Local trade programs help satisfy worker demand


LARAMIE — Businesses around the United States continue a desperate search for employees during worker shortages sparked by the COVID-19 pandemic, and the trade industries are no exception. 

Projections for new employment for automotive and diesel technicians are low, but employers and educators in Southeast Wyoming are telling a different story, saying the demand for skilled trade workers is only increasing. 

“They need workers yesterday, (and) they can’t find them,” said Caleb Perriton, pathway coordinator for Trades and Technical Studies at Laramie County Community College, about potential employers. 

Automotive technology service and mechanic jobs had a projected employment decrease of 6.7% between 2020 and 2022, according to Projections Central, a workforce data website. The projected change is a loss of 110 jobs, meaning 110 fewer people are being employed in this sector than normal. 

Nationally, 69,000 jobs in the auto tech industry are available each year, according to the U.S. Bureau of Labor Statistics. 

Perriton meets with industry employers weekly and hears the same thing over and over: Companies need more workers who have targeted training in a trade. The American Transportation Research Institute named a shortage in diesel mechanics as the one of the top 10 issues in the trucking industry last year. 

“Any person who’s wanting to get into a really sustainable career, this is a great spot to be,” Perriton said. 

He is working to recruit students to enroll in any of LCCC’s trade programs, which, with the exception of the dual-enrollment Automotive Technology Program offered to Laramie High School students, are available only at the school’s Cheyenne campus. 

While enrollment at LCCC has been down during the pandemic, Perriton is hopeful students will start to return as the world adjusts. The college is making investments to improve and modernize its trade programs, which include auto and diesel technology, welding, industrial maintenance, wind and energy programs. 

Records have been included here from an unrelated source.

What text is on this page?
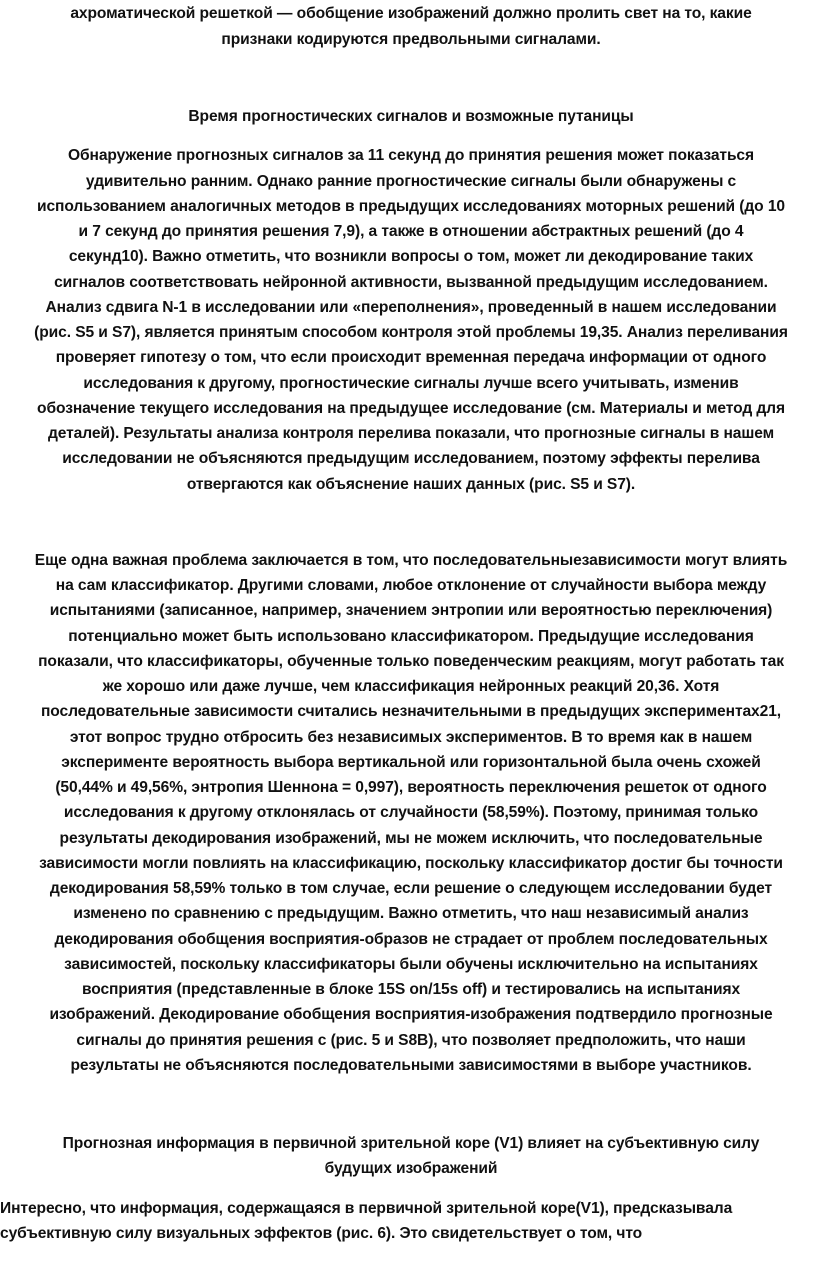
ахроматической решеткой — обобщение изображений должно пролить свет на то, какие
признаки кодируются предвольными сигналами.
Время прогностических сигналов и возможные путаницы
Обнаружение прогнозных сигналов за 11 секунд до принятия решения может показаться
удивительно ранним. Однако ранние прогностические сигналы были обнаружены с
использованием аналогичных методов в предыдущих исследованиях моторных решений (до 10
и 7 секунд до принятия решения 7,9), а также в отношении абстрактных решений (до 4
секунд10). Важно отметить, что возникли вопросы о том, может ли декодирование таких
сигналов соответствовать нейронной активности, вызванной предыдущим исследованием.
Анализ сдвига N-1 в исследовании или «переполнения», проведенный в нашем исследовании
(рис. S5 и S7), является принятым способом контроля этой проблемы 19,35. Анализ переливания
проверяет гипотезу о том, что если происходит временная передача информации от одного
исследования к другому, прогностические сигналы лучше всего учитывать, изменив
обозначение текущего исследования на предыдущее исследование (см. Материалы и метод для
деталей). Результаты анализа контроля перелива показали, что прогнозные сигналы в нашем
исследовании не объясняются предыдущим исследованием, поэтому эффекты перелива
отвергаются как объяснение наших данных (рис. S5 и S7).
Еще одна важная проблема заключается в том, что последовательныезависимости могут влиять
на сам классификатор. Другими словами, любое отклонение от случайности выбора между
испытаниями (записанное, например, значением энтропии или вероятностью переключения)
потенциально может быть использовано классификатором. Предыдущие исследования
показали, что классификаторы, обученные только поведенческим реакциям, могут работать так
же хорошо или даже лучше, чем классификация нейронных реакций 20,36. Хотя
последовательные зависимости считались незначительными в предыдущих экспериментах21,
этот вопрос трудно отбросить без независимых экспериментов. В то время как в нашем
эксперименте вероятность выбора вертикальной или горизонтальной была очень схожей
(50,44% и 49,56%, энтропия Шеннона = 0,997), вероятность переключения решеток от одного
исследования к другому отклонялась от случайности (58,59%). Поэтому, принимая только
результаты декодирования изображений, мы не можем исключить, что последовательные
зависимости могли повлиять на классификацию, поскольку классификатор достиг бы точности
декодирования 58,59% только в том случае, если решение о следующем исследовании будет
изменено по сравнению с предыдущим. Важно отметить, что наш независимый анализ
декодирования обобщения восприятия-образов не страдает от проблем последовательных
зависимостей, поскольку классификаторы были обучены исключительно на испытаниях
восприятия (представленные в блоке 15S on/15s off) и тестировались на испытаниях
изображений. Декодирование обобщения восприятия-изображения подтвердило прогнозные
сигналы до принятия решения с (рис. 5 и S8B), что позволяет предположить, что наши
результаты не объясняются последовательными зависимостями в выборе участников.
Прогнозная информация в первичной зрительной коре (V1) влияет на субъективную силу
будущих изображений
Интересно, что информация, содержащаяся в первичной зрительной коре(V1), предсказывала
субъективную силу визуальных эффектов (рис. 6). Это свидетельствует о том, что
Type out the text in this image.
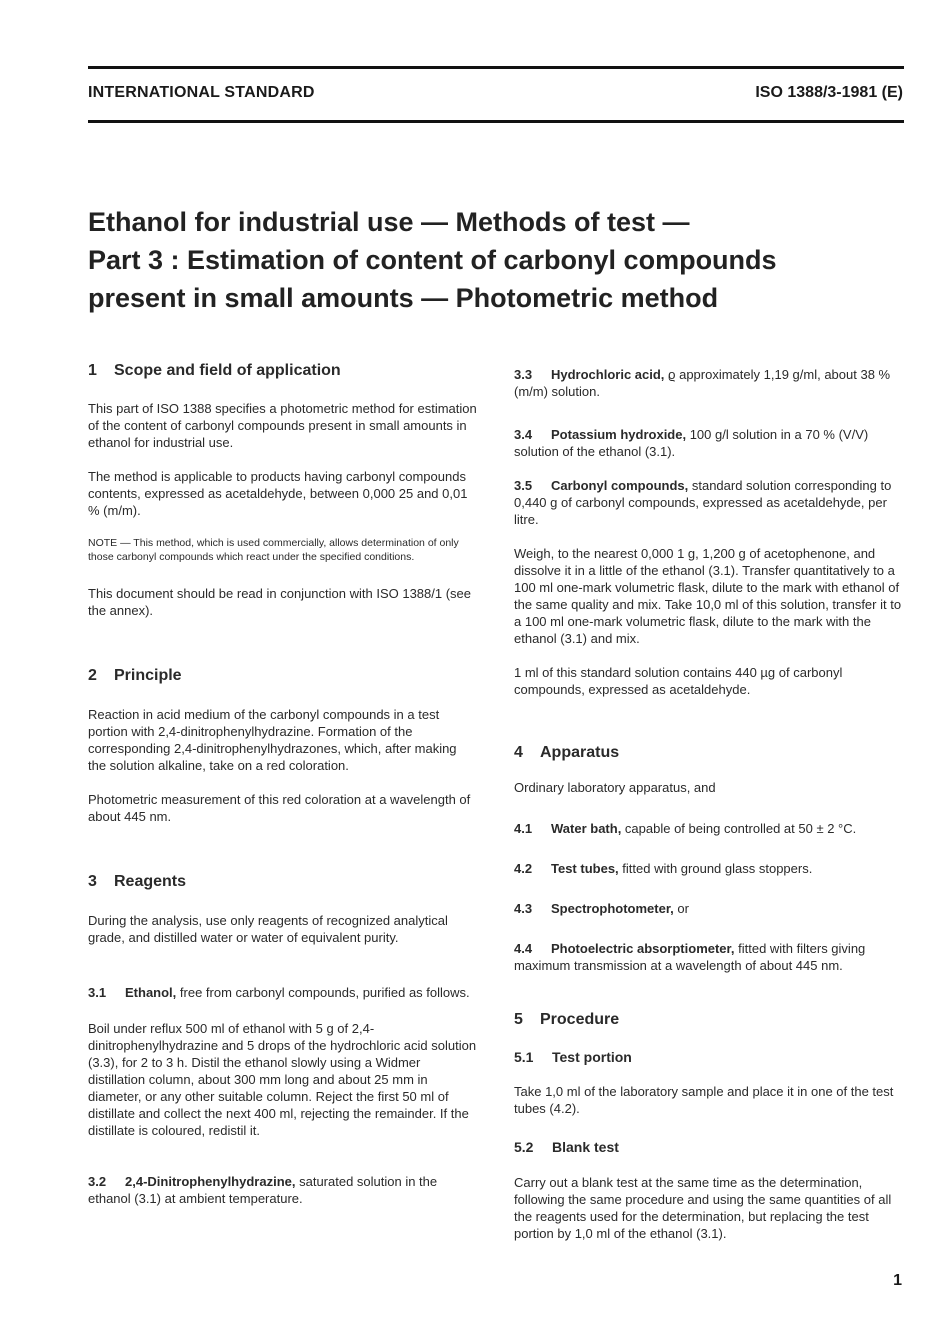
INTERNATIONAL STANDARD	ISO 1388/3-1981 (E)
Ethanol for industrial use — Methods of test —
Part 3 : Estimation of content of carbonyl compounds
present in small amounts — Photometric method
1	Scope and field of application

This part of ISO 1388 specifies a photometric method for estimation of the content of carbonyl compounds present in small amounts in ethanol for industrial use.

The method is applicable to products having carbonyl compounds contents, expressed as acetaldehyde, between 0,000 25 and 0,01 % (m/m).

NOTE — This method, which is used commercially, allows determination of only those carbonyl compounds which react under the specified conditions.

This document should be read in conjunction with ISO 1388/1 (see the annex).

2	Principle

Reaction in acid medium of the carbonyl compounds in a test portion with 2,4-dinitrophenylhydrazine. Formation of the corresponding 2,4-dinitrophenylhydrazones, which, after making the solution alkaline, take on a red coloration.

Photometric measurement of this red coloration at a wavelength of about 445 nm.

3	Reagents

During the analysis, use only reagents of recognized analytical grade, and distilled water or water of equivalent purity.

3.1 Ethanol, free from carbonyl compounds, purified as follows.

Boil under reflux 500 ml of ethanol with 5 g of 2,4-dinitrophenylhydrazine and 5 drops of the hydrochloric acid solution (3.3), for 2 to 3 h. Distil the ethanol slowly using a Widmer distillation column, about 300 mm long and about 25 mm in diameter, or any other suitable column. Reject the first 50 ml of distillate and collect the next 400 ml, rejecting the remainder. If the distillate is coloured, redistil it.

3.2 2,4-Dinitrophenylhydrazine, saturated solution in the ethanol (3.1) at ambient temperature.

3.3 Hydrochloric acid, ϱ approximately 1,19 g/ml, about 38 % (m/m) solution.

3.4 Potassium hydroxide, 100 g/l solution in a 70 % (V/V) solution of the ethanol (3.1).

3.5 Carbonyl compounds, standard solution corresponding to 0,440 g of carbonyl compounds, expressed as acetaldehyde, per litre.

Weigh, to the nearest 0,000 1 g, 1,200 g of acetophenone, and dissolve it in a little of the ethanol (3.1). Transfer quantitatively to a 100 ml one-mark volumetric flask, dilute to the mark with ethanol of the same quality and mix. Take 10,0 ml of this solution, transfer it to a 100 ml one-mark volumetric flask, dilute to the mark with the ethanol (3.1) and mix.

1 ml of this standard solution contains 440 µg of carbonyl compounds, expressed as acetaldehyde.

4	Apparatus

Ordinary laboratory apparatus, and

4.1 Water bath, capable of being controlled at 50 ± 2 °C.

4.2 Test tubes, fitted with ground glass stoppers.

4.3 Spectrophotometer, or

4.4 Photoelectric absorptiometer, fitted with filters giving maximum transmission at a wavelength of about 445 nm.

5	Procedure
5.1	Test portion

Take 1,0 ml of the laboratory sample and place it in one of the test tubes (4.2).

5.2	Blank test

Carry out a blank test at the same time as the determination, following the same procedure and using the same quantities of all the reagents used for the determination, but replacing the test portion by 1,0 ml of the ethanol (3.1).

1
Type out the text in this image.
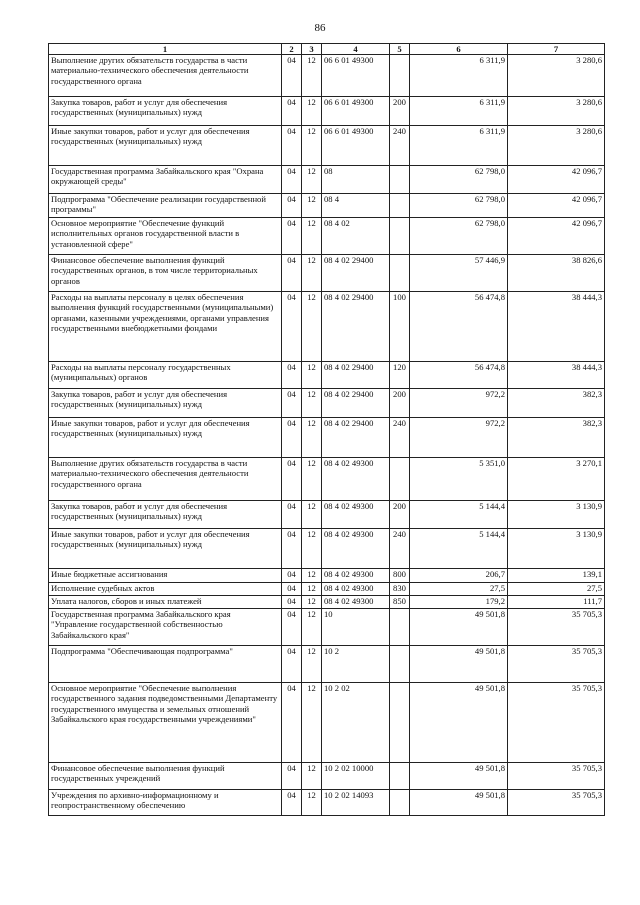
86
1	2	3	4	5	6	7
Выполнение других обязательств государства в части материально-технического обеспечения деятельности государственного органа	04	12	06 6 01 49300		6 311,9	3 280,6
Закупка товаров, работ и услуг для обеспечения государственных (муниципальных) нужд	04	12	06 6 01 49300	200	6 311,9	3 280,6
Иные закупки товаров, работ и услуг для обеспечения государственных (муниципальных) нужд	04	12	06 6 01 49300	240	6 311,9	3 280,6
Государственная программа Забайкальского края "Охрана окружающей среды"	04	12	08		62 798,0	42 096,7
Подпрограмма "Обеспечение реализации государственной программы"	04	12	08 4		62 798,0	42 096,7
Основное мероприятие "Обеспечение функций исполнительных органов государственной власти в установленной сфере"	04	12	08 4 02		62 798,0	42 096,7
Финансовое обеспечение выполнения функций государственных органов, в том числе территориальных органов	04	12	08 4 02 29400		57 446,9	38 826,6
Расходы на выплаты персоналу в целях обеспечения выполнения функций государственными (муниципальными) органами, казенными учреждениями, органами управления государственными внебюджетными фондами	04	12	08 4 02 29400	100	56 474,8	38 444,3
Расходы на выплаты персоналу государственных (муниципальных) органов	04	12	08 4 02 29400	120	56 474,8	38 444,3
Закупка товаров, работ и услуг для обеспечения государственных (муниципальных) нужд	04	12	08 4 02 29400	200	972,2	382,3
Иные закупки товаров, работ и услуг для обеспечения государственных (муниципальных) нужд	04	12	08 4 02 29400	240	972,2	382,3
Выполнение других обязательств государства в части материально-технического обеспечения деятельности государственного органа	04	12	08 4 02 49300		5 351,0	3 270,1
Закупка товаров, работ и услуг для обеспечения государственных (муниципальных) нужд	04	12	08 4 02 49300	200	5 144,4	3 130,9
Иные закупки товаров, работ и услуг для обеспечения государственных (муниципальных) нужд	04	12	08 4 02 49300	240	5 144,4	3 130,9
Иные бюджетные ассигнования	04	12	08 4 02 49300	800	206,7	139,1
Исполнение судебных актов	04	12	08 4 02 49300	830	27,5	27,5
Уплата налогов, сборов и иных платежей	04	12	08 4 02 49300	850	179,2	111,7
Государственная программа Забайкальского края "Управление государственной собственностью Забайкальского края"	04	12	10		49 501,8	35 705,3
Подпрограмма "Обеспечивающая подпрограмма"	04	12	10 2		49 501,8	35 705,3
Основное мероприятие "Обеспечение выполнения государственного задания подведомственными Департаменту государственного имущества и земельных отношений Забайкальского края государственными учреждениями"	04	12	10 2 02		49 501,8	35 705,3
Финансовое обеспечение выполнения функций государственных учреждений	04	12	10 2 02 10000		49 501,8	35 705,3
Учреждения по архивно-информационному и геопространственному обеспечению	04	12	10 2 02 14093		49 501,8	35 705,3
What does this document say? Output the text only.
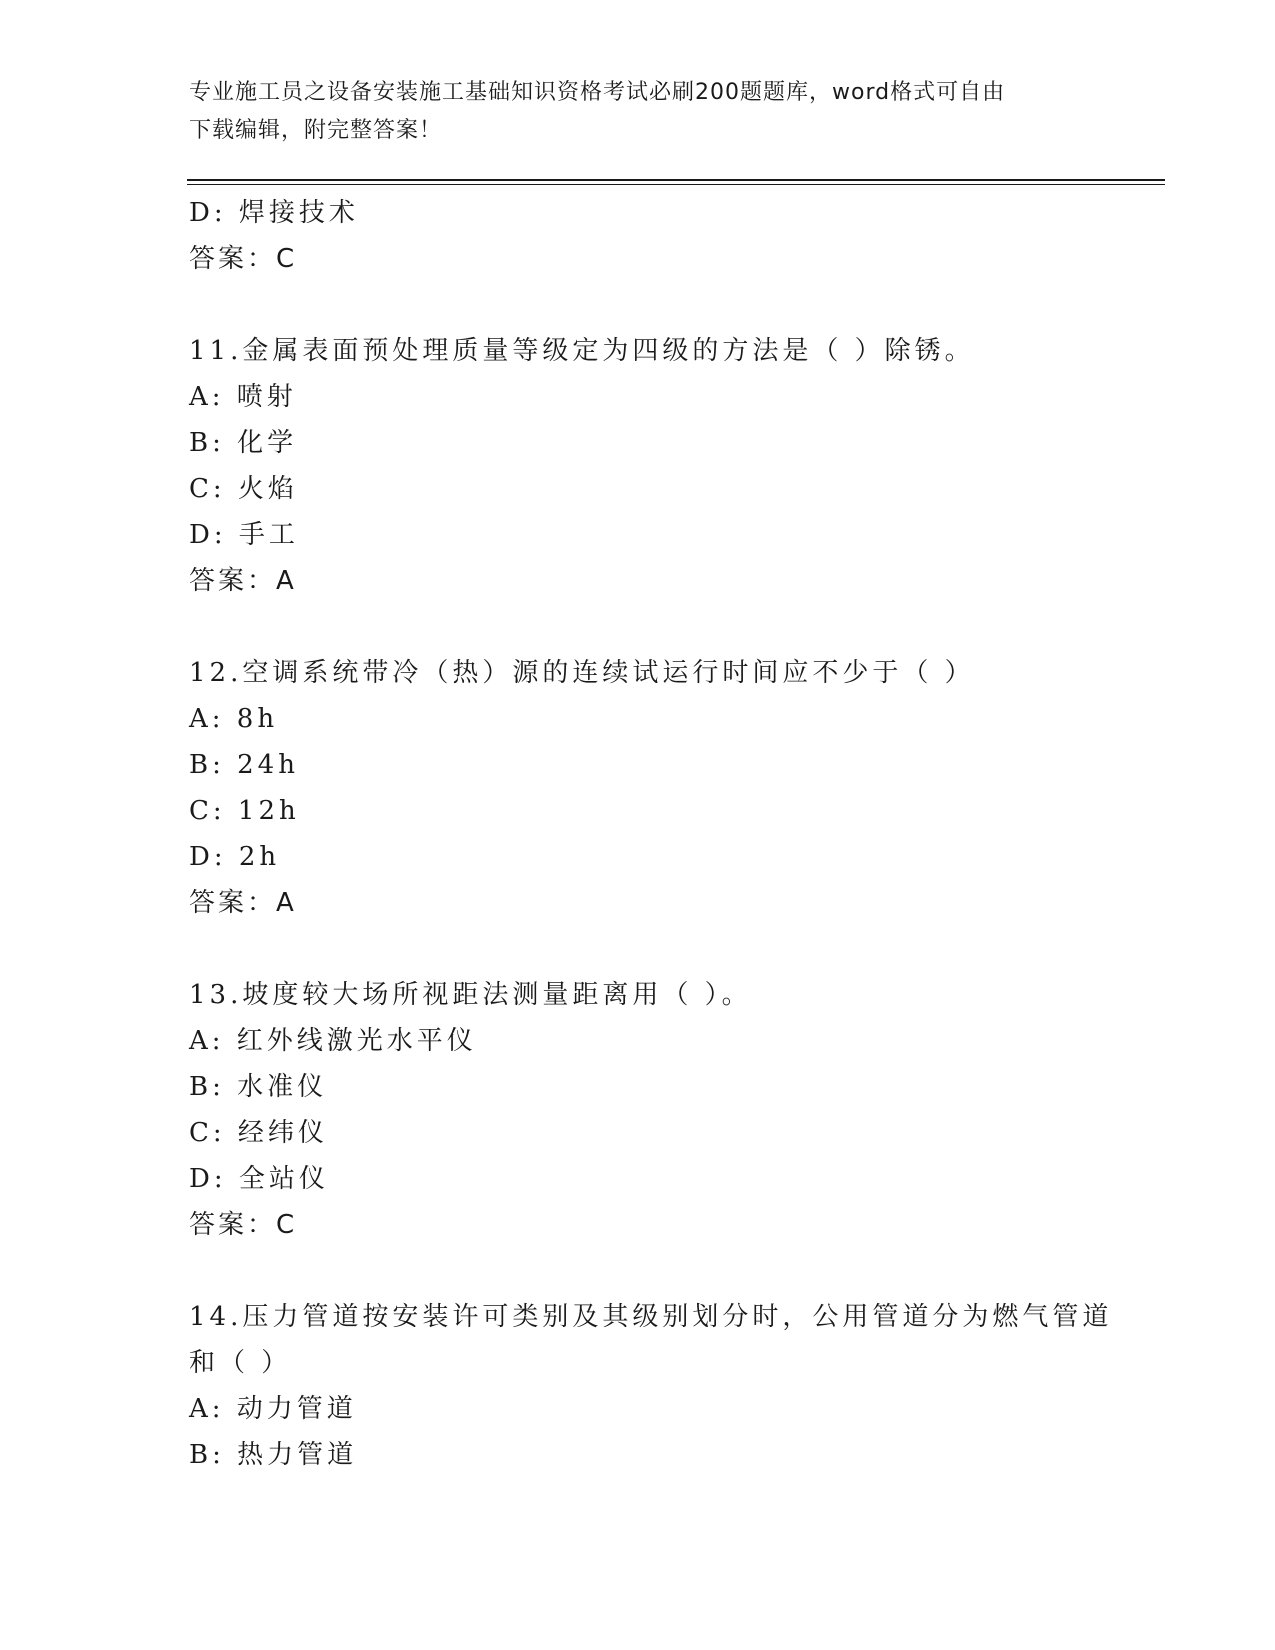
专业施工员之设备安装施工基础知识资格考试必刷200题题库，word格式可自由
下载编辑，附完整答案！
D: 焊接技术
答案：C
11.金属表面预处理质量等级定为四级的方法是（ ）除锈。
A: 喷射
B: 化学
C: 火焰
D: 手工
答案：A
12.空调系统带冷（热）源的连续试运行时间应不少于（ ）
A: 8h
B: 24h
C: 12h
D: 2h
答案：A
13.坡度较大场所视距法测量距离用（ ）。
A: 红外线激光水平仪
B: 水准仪
C: 经纬仪
D: 全站仪
答案：C
14.压力管道按安装许可类别及其级别划分时，公用管道分为燃气管道
和（ ）
A: 动力管道
B: 热力管道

Leaders at the college want to build an Advanced Manufacturing and Materials Center in the next few years, which will provide students with resources to learn skills such as mill work, machine work and 3D printing.

While LCCC has struggled financially during the pandemic, especially the Laramie campus, these programs will have up-to-date resources, Perriton said. The college decided to cut some programs and use money from grants and industry donors to keep its remaining programs competitive. 

“It’s no secret that there’s a great shortage of workers anywhere in the trades, but these are more sustainable career paths,” Perriton said. 

LCCC allows students to learn a trade without taking general education courses or by integrating it into an associate or bachelor’s degree program. Students don’t have to take highly technical courses in the sciences, but still learn the important aspects of the disciplines through hands-on training. 

“‘I can’t afford to go to school and get training’ is not an excuse,” Perriton said. 

Administrators at WyoTech also report feeling a demand for workers from industry contacts, said Jim Mathis, the school’s owner and president. 

Despite the pandemic, enrollment at Laramie’s technical school has increased over the past three and a half years to a current enrollment of about 800 students. 

“It’s truly unbelievable the opportunities that our students leave with,” Mathis said, noting that starting wages have increased since the start of the pandemic. 

WyoTech expects about 70 employers to show up at an upcoming career fair to seek students for their special skills. While a typical starting hourly rate for students right out of WyoTech would be between $20 and $25, UPS in Denver recently offered students a $39 hourly starting wage, Mathis said. 

Automotive service technicians and mechanics tend to make more money in Wyoming than elsewhere in the county, according to data from the U.S. Bureau of Labor Statistics.

In May 2020, the annual compensation for these jobs in Wyoming was between $48,530 and $64,640, while the national mean was $46,760. 

Despite this, only about 6% of WyoTech students are from Wyoming, with between 5% and 10% staying in the state after completion of the program. 

While the school values its Wyoming students, it has to recruit throughout the country because of Wyoming’s small population, Mathis said.